The ophthalmologist agreed to stay late and the patient made the journey across town to see him. Later that day, I got a call from the ophthalmologist. He told me that if I had gotten a better history from the patient I could have avoided referring the patient. It turns out the patient had injured that eye previously, many years ago, and had a pupil deformity with blurred vision ever since.
So lesson learned. Always determine if the problem is new versus chronic.
On another occasion sometime after this, I saw a young woman with abdominal pain and numbness in her legs. This was not going to be easy to figure out. It didn’t make sense. There didn’t seem to be any cause for it and it didn’t fit any typical pattern of disease that causes abdominal pain.

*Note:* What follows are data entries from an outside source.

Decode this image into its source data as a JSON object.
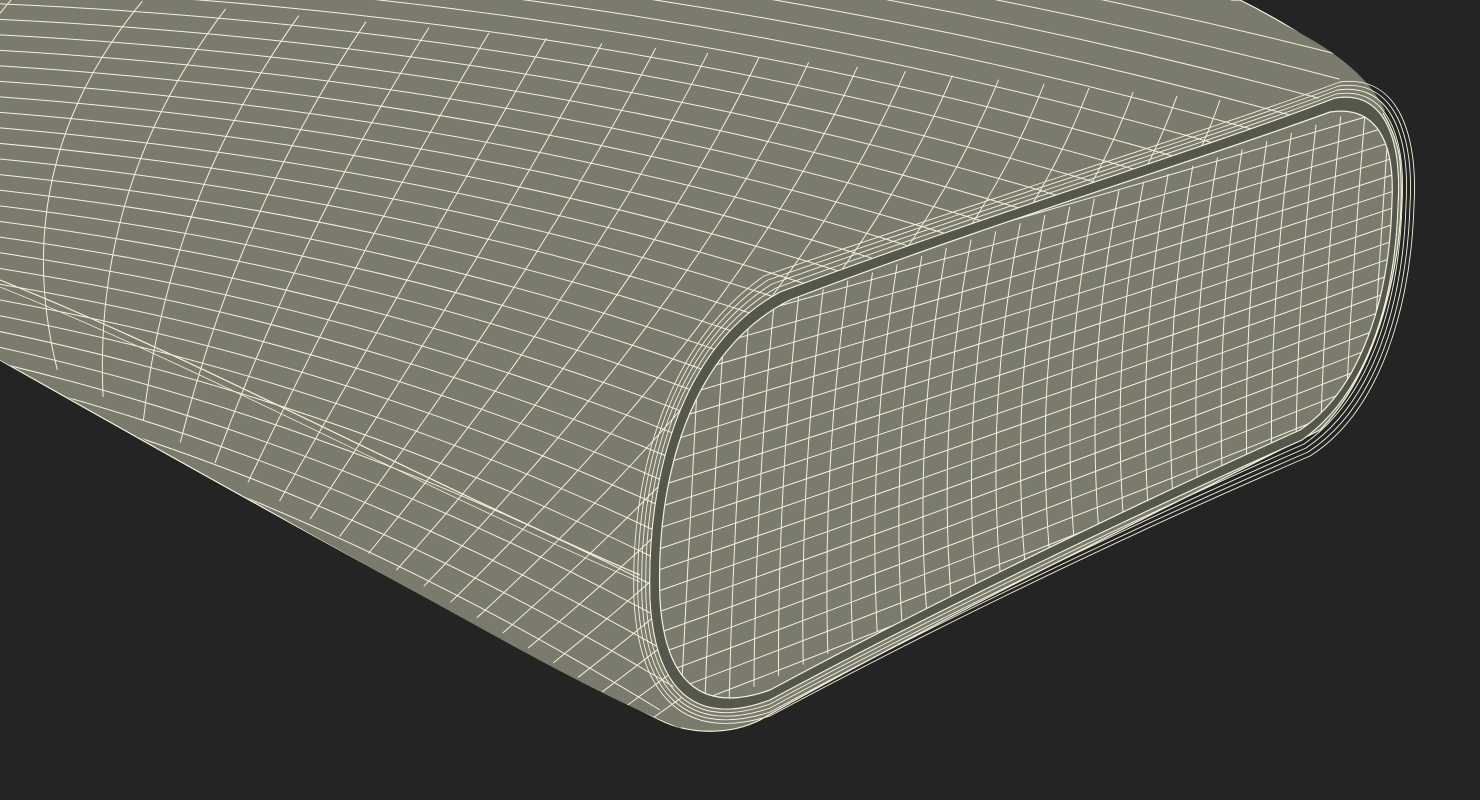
{
  "scene": {
    "subject": "wireframe-mesh",
    "colors": {
      "background": "#242424",
      "surface": "#7a7b6d",
      "surface_shade": "#6f7064",
      "recess": "#55564c",
      "wire": "#f4f1de"
    }
  }
}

Before I went down the rabbit hole of ordering labs, CT scans, etc., I asked her if she had ever had these symptoms before. She replied yes. I asked what she was told it was the last time. She replied, “Acute Intermittent Porphyria.”
Wow, that is rare! The simple question, “Have you ever had this before?” saved a lot of time and unnecessary testing.

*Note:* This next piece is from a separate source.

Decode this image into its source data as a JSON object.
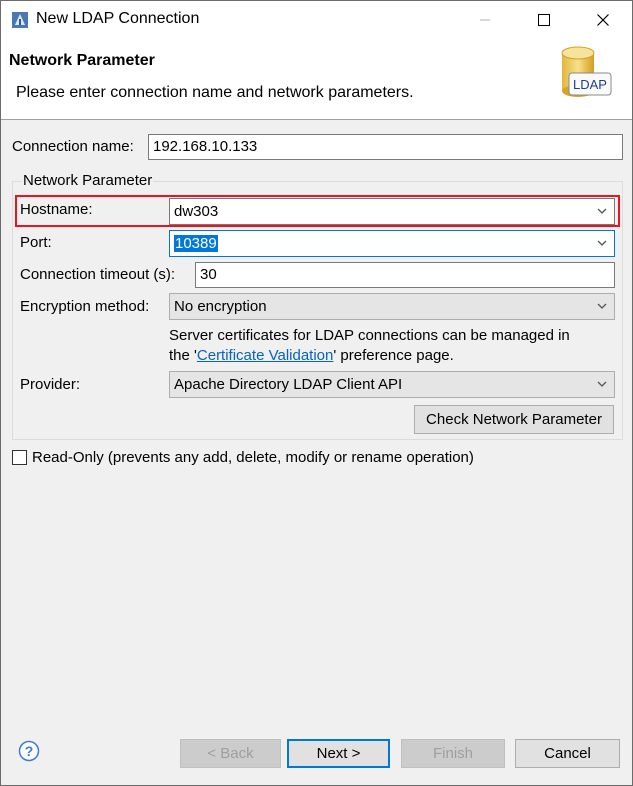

Acute Intermittent Porphyria (AIP) is a rare genetic disorder affecting the heme (a form of iron our body needs) biosynthesis pathway with a prevalence of 1 in 100,000. It is inherited in an autosomal dominant pattern, meaning a single copy of the mutated gene can cause the disorder. Despite this mode of inheritance, AIP exhibits low penetrance; many individuals carrying the mutation remain asymptomatic throughout their lives. That explains why I have only ever seen one case.
This condition results from an enzyme deficiency that disrupts the heme production pathway. As a result, neurotoxic precursors accumulate and can cause a range of symptoms, primarily affecting the nervous system. Patients who carry the gene for this disease may develop symptoms if triggered by medications, hormonal changes, fasting or stress.
Typical symptoms include severe abdominal pain that is often diffuse and without a clear cause. Neurological symptoms range from peripheral neuropathy, characterized by muscle weakness and sensory disturbances, to central nervous system effects like seizures, confusion, or hallucinations.
Symptoms may include tachycardia, and hypertension as well as nausea, vomiting, and constipation. During acute attacks, urine may appear reddish or brown due to the excretion of porphyrin precursors.
Treatment typically consists of avoiding triggers, pain management, and monitoring for complications. One of the in-hospital treatments used is high-dose IV glucose, as this helps suppress the production of porphyrin precursors. Heme therapy can also be helpful.
My preceptor at the time asked me how I made such a rare diagnosis so fast. I was briefly tempted to feign brilliance, but I confessed that I just asked the patient if she ever had it before. He replied, “That’s good, no point in reinventing the wheel.”